El coro inconfundible de Can I Play with Madness? (1988) tronó en el coliseo. La canción,
que es uno de los intentos más comerciales de la banda, ostenta un coro fuerte
y melódico; el verso es pegajoso y se movía al ritmo exacto de los platillos y
el timbal de Nicko McBrain. Componer de esta manera no es venderse a la
industria o al mercado, sino la evolución de tres magníficos escritores:
Harris, Dickinson y Smith. La música es pura de Iron Maiden. Debo destacar el
increíble trabajo que hace Nicko McBrain en la percusión. Su habilidad para
hacer que los tambores participen de las melodías, que compartan el
protagonismo de las cuerdas, ha servido de inspiración a bateristas más jóvenes
como Mike Portnoy (Dream Theater) y Scott Rockenfeld (Queensryche). Todo el
mundo concuerda en que Clive Burr era también un excelente percusionista antes
de sufrir el terrible accidente biológico de la esclerosis múltiple. Pero,
Nicko no solo continuó el estilo único de batería de Burr, sino que lo
evolucionó en un arte propio y original de Iron Maiden. Los golpes, acentuando a las guitarras y al
bajo, nota por nota, son la firma clara de McBrain. Su parte en esta canción es
una de mis favoritas. No solo mantuvo el ritmo fuerte debajo de la voz de Bruce
Dickinson, sino que aprovechó los silencios para improvisar cortes, a veces en contra
del ritmo. El gran Nicko lo hace ver todo tan fácil, acompañando la música con
muecas juguetonas y esculpiendo una amplia sonrisa sobre las arrugas de su
cara, mientras toca las cosas más imposibles.

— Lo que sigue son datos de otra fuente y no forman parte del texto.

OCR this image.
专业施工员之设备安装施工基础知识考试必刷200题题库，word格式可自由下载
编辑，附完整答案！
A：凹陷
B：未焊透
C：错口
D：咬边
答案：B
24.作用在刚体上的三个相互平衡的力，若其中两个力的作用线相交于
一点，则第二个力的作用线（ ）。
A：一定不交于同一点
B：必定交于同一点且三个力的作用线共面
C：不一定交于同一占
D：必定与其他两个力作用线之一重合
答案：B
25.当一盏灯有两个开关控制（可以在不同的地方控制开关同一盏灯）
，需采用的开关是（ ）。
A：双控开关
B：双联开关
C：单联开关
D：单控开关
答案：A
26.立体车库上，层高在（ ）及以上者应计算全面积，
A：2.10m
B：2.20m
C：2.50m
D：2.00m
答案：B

El disco (en vivo) A Real Live One (1993) definió para la
posteridad el rol protagónico que tendrían que asumir los fanáticos en futuros
conciertos de Iron Maiden. En Fear of the
Dark (1992) la multitud se tornó un instrumento adicional de la canción, tal
y como lo hicieron los histéricos finlandeses en aquel disco. Dice mucho de
Steve Harris, como escritor, que cientos de miles de fanáticos a través de los
años y las tarimas se han memorizado cada nota musical de una canción suya, al
punto que la pueden vocalizar junto a los instrumentos en vivo. El efecto se
sintió intacto en el Choliseo. El
sepulcral lamento plural de “Oh”,
casi como un mantra, erizó la piel. La línea principal de la suave melodía
estuvo en manos del germánico Janick Gers, que usualmente es el anárquico y
ruidoso. Bruce Dickinson cantó la estrofa con un dramatismo burlón. Las guitarras
estuvieron exactas, especialmente en el interludio, cuando los fanáticos nos
unimos a Dave Murray y al alemán en otra cascada de “Oh”, siguiendo a la melodía.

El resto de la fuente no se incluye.